The present work had also shown that the (2–10) kDa protein fraction of Sc CCMI 885 supernatants exert a fungistatic effect against some NS wine-related strains and a fungicidal effect against Km (Fig. 5 a to d). The protein pattern of this (2–10) kDa fraction was analysed on SDS-PAGE (Fig. 3, lane 5) and results showed the presence of three bands (of about 4.0, 4.5 and 6.0 kDa) that correspond to peptides produced by this Sc strain during alcoholic fermentation. Thus, our results strongly suggest that one or more of those peptides might correspond to antimicrobial compounds produced by Sc that are active against some NS wine-related strains. The different sensitivity exhibited by each NS species towards this (2–10) kDa protein fraction suggests that this antimicrobial effect is species-dependent. Future work must be carried out in order to characterise the antimicrobial effect of these peptides against different yeast species and strains.

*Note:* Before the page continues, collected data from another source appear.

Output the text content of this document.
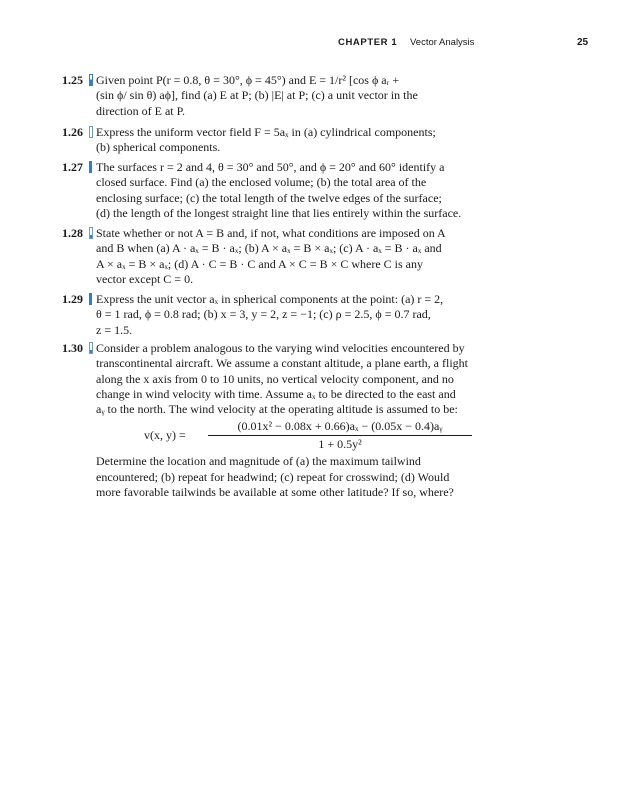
CHAPTER 1 Vector Analysis	25
1.25 Given point P(r = 0.8, θ = 30°, ϕ = 45°) and E = 1/r² [cos ϕ aᵣ +

(sin ϕ/ sin θ) aϕ], find (a) E at P; (b) |E| at P; (c) a unit vector in the

direction of E at P.

1.26 Express the uniform vector field F = 5aₓ in (a) cylindrical components;

(b) spherical components.

1.27 The surfaces r = 2 and 4, θ = 30° and 50°, and ϕ = 20° and 60° identify a

closed surface. Find (a) the enclosed volume; (b) the total area of the

enclosing surface; (c) the total length of the twelve edges of the surface;

(d) the length of the longest straight line that lies entirely within the surface.

1.28 State whether or not A = B and, if not, what conditions are imposed on A

and B when (a) A · aₓ = B · aₓ; (b) A × aₓ = B × aₓ; (c) A · aₓ = B · aₓ and

A × aₓ = B × aₓ; (d) A · C = B · C and A × C = B × C where C is any

vector except C = 0.

1.29 Express the unit vector aₓ in spherical components at the point: (a) r = 2,

θ = 1 rad, ϕ = 0.8 rad; (b) x = 3, y = 2, z = −1; (c) ρ = 2.5, ϕ = 0.7 rad,

z = 1.5.

1.30 Consider a problem analogous to the varying wind velocities encountered by

transcontinental aircraft. We assume a constant altitude, a plane earth, a flight

along the x axis from 0 to 10 units, no vertical velocity component, and no

change in wind velocity with time. Assume aₓ to be directed to the east and

aᵧ to the north. The wind velocity at the operating altitude is assumed to be:

v(x, y) =
(0.01x² − 0.08x + 0.66)aₓ − (0.05x − 0.4)aᵧ
1 + 0.5y²

Determine the location and magnitude of (a) the maximum tailwind

encountered; (b) repeat for headwind; (c) repeat for crosswind; (d) Would

more favorable tailwinds be available at some other latitude? If so, where?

The existence of killer yeasts amongst the wine yeast microflora has long been recognised (Shimizu 1993; Vadasz et al. 2000; Fleet 2003). However, the classical killer toxins produced by Sc (K1, K2 and K28) are active only against strains of the same species and in a previous work (Pérez-Nevado et al. 2006) it was demonstrated that those killer toxins were not involved in the early death of this Hg strain. Moreover, conversely to most killer toxins that are heat-label, these antimicrobial compounds(s) were not inactivated by heat (Fig. 2b). Indeed, the majority of the yeast killer toxins are protease-sensitive, heat-labile glycoproteins that are stable and act only at acidic pH values (Marquina et al. 2002). Nevertheless, some killer toxins have been found to be much more stable, as those of Hansenula mrakii, stable at pH 2–11 and unaffected by heating at 60°C for 1 h, and of H. saturnus, stable at pH 3–11 and 75 % stable at 80°C for 1 h (Kimura et al. 1993; Takasuka et al. 1995). Some bacteriocins related with wine environments and comprised by small peptides had also shown to be heat-resistant (Navarro et al. 2000). In addition, the existence of synthetic and natural bioactive peptides able to act against wine spoilage yeasts have recently been reported (Enrique et al. 2007). Recent studies have also shown that certain Sc strains produce proteinaceous compounds able to inhibit the growth of Oenococcus oeni strains and malolactic fermentation (Comitini et al. 2005; Osborne and Edwards 2007). Although the proteinaceous compounds found either in the above-mentioned studies or in the present one, have not been identified at a molecular level they strongly suggest that antimicrobial peptides may be an important factor to consider when dealing with microbial population dynamics of wine fermentations. To the best of our knowledge, this is the first time that peptides produced by Sc are reported as being possible inhibitors of the growth of wine-related NS yeasts under conditions mimicking those occurring in wine fermentations.

Future work will be carried out in order to purify and sequence the putative bioactive peptides and to investigate their antimicrobial range of action, as well as their biochemical and inhibitory properties.